Patrick Buncsi4 June 2025
Crypto ATMs

Financial intelligence and illicit activities investigator AUSTRAC has announced a further crackdown on Australia’s cryptocurrency sector after observing “worrying trends in crypto ATM compliance”.

AUSTRAC revealed it has refused to renew the operator registration of South Australia-based crypto ATM operator Harro’s Empires, as well as placing operating conditions, including transaction limits, on others.

The new conditions were imposed after an AUSTRAC taskforce identified, it says, “customer activity that bears the hallmarks of scams, fraud, and other illicit activity”.

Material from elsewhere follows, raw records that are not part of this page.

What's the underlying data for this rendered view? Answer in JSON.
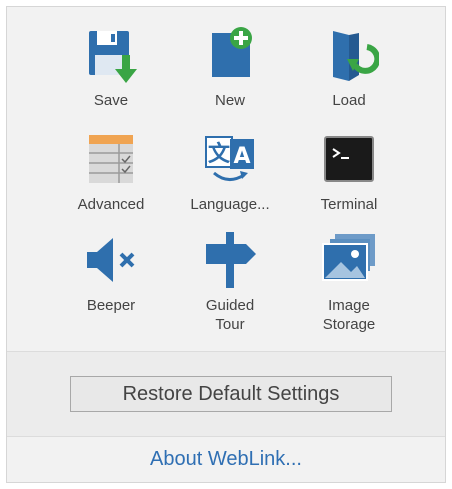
{
  "menu": {
    "items": [
      {
        "id": "save",
        "label": "Save",
        "icon": "save-icon"
      },
      {
        "id": "new",
        "label": "New",
        "icon": "new-document-icon"
      },
      {
        "id": "load",
        "label": "Load",
        "icon": "load-folder-icon"
      },
      {
        "id": "advanced",
        "label": "Advanced",
        "icon": "advanced-settings-icon"
      },
      {
        "id": "language",
        "label": "Language...",
        "icon": "language-icon"
      },
      {
        "id": "terminal",
        "label": "Terminal",
        "icon": "terminal-icon"
      },
      {
        "id": "beeper",
        "label": "Beeper",
        "icon": "speaker-muted-icon"
      },
      {
        "id": "guided_tour",
        "label_line1": "Guided",
        "label_line2": "Tour",
        "icon": "signpost-icon"
      },
      {
        "id": "image_storage",
        "label_line1": "Image",
        "label_line2": "Storage",
        "icon": "image-storage-icon"
      }
    ]
  },
  "restore": {
    "label": "Restore Default Settings"
  },
  "about": {
    "label": "About WebLink..."
  },
  "colors": {
    "icon_blue": "#2f6fad",
    "accent_green": "#3aa545",
    "link_blue": "#2f6fb3",
    "panel_bg": "#f2f2f2"
  }
}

Among the new conditions include a $5,000 limit on cash deposits and withdrawals, enhanced customer due diligence obligations, mandatory scam warnings, and requirements for more robust transaction monitoring, noted AUSTRAC chief executive Brendan Thomas.

“The conditions are designed to help protect individuals from scams by deterring criminals from directing them to a crypto ATM, as well as to protect businesses from criminal exploitation,” Thomas said.

“In light of the risks and harms we consider it is absolutely necessary to ensure the sector meets minimum standards and reduces the criminal misuse of crypto ATMs.”

While the cash limit applies only to crypto ATM providers, the regulator has called for other digital currency exchange providers that accept cash to impose similar limits.

“This will reduce their exposure to money laundering, terrorism financing and other serious crime risks,” Thomas said.

Harro’s Empires, which operates four Bitcoin ATMs across the Greater Adelaide area, was blocked by AUSTRAC after it was found to be “exhibiting ongoing risks that its [crypto ATMs] could be exploited”.

“This action draws a clear line in the sand and serves as a warning to other digital currency exchange providers that aren’t meeting their responsibilities under the AML/CTF Act,” Thomas said.

The presence of crypto ATMs in Australia has exploded in recent years – from just 23 ATMs in 2019 to more than 1,800 machines in operation today, AUSTRAC estimates. Over the last two years alone, the regulator has observed a 15-fold increase in crypto ATMs across Australia.

These machines enable individuals to convert cash or debit card payments into cryptocurrencies, including popular coins Bitcoin, Ethereum, and Tether.

Australia is also home to more than 400 digital currency exchange providers (by contrast, Britain has just 40), with only around 40 businesses involved in crypto holding an ASIC licence.

AUSTRAC has projected that almost 150,000 transactions occur annually, with about $275 million being moved using crypto ATMs.

Around 99% of these transactions are cash deposits for the purchase of cryptocurrencies.

Curiously, the 60 to 70 age group were identified as one of the most prolific users of crypto ATMs in Australia – many of whom are victims of scammers and criminal money laundering operations.

A previous report found that many victims in this age group were being exploited as “money mules”, used to convert cash raised by organised criminals into often untraceable cryptocurrencies that can then be ferried out of Australia, beyond the jurisdiction of regulators.

“It is a huge concern that people in this demographic are over-represented as customers using cash to purchase cryptocurrency and, as evidence suggests, that a large number of 60- to 70-year-old users are victims of scam activity,” Thomas said.

According to AUSTRAC’s Cryptocurrency Taskforce, which collected data from nine crypto ATM providers, the majority of crypto ATM users are over 50 years of age. What is more, they accounted for more than two-thirds (72%) of all transactions by value, with 60- to 70-year-olds alone accounting for 29% of all transactions by value.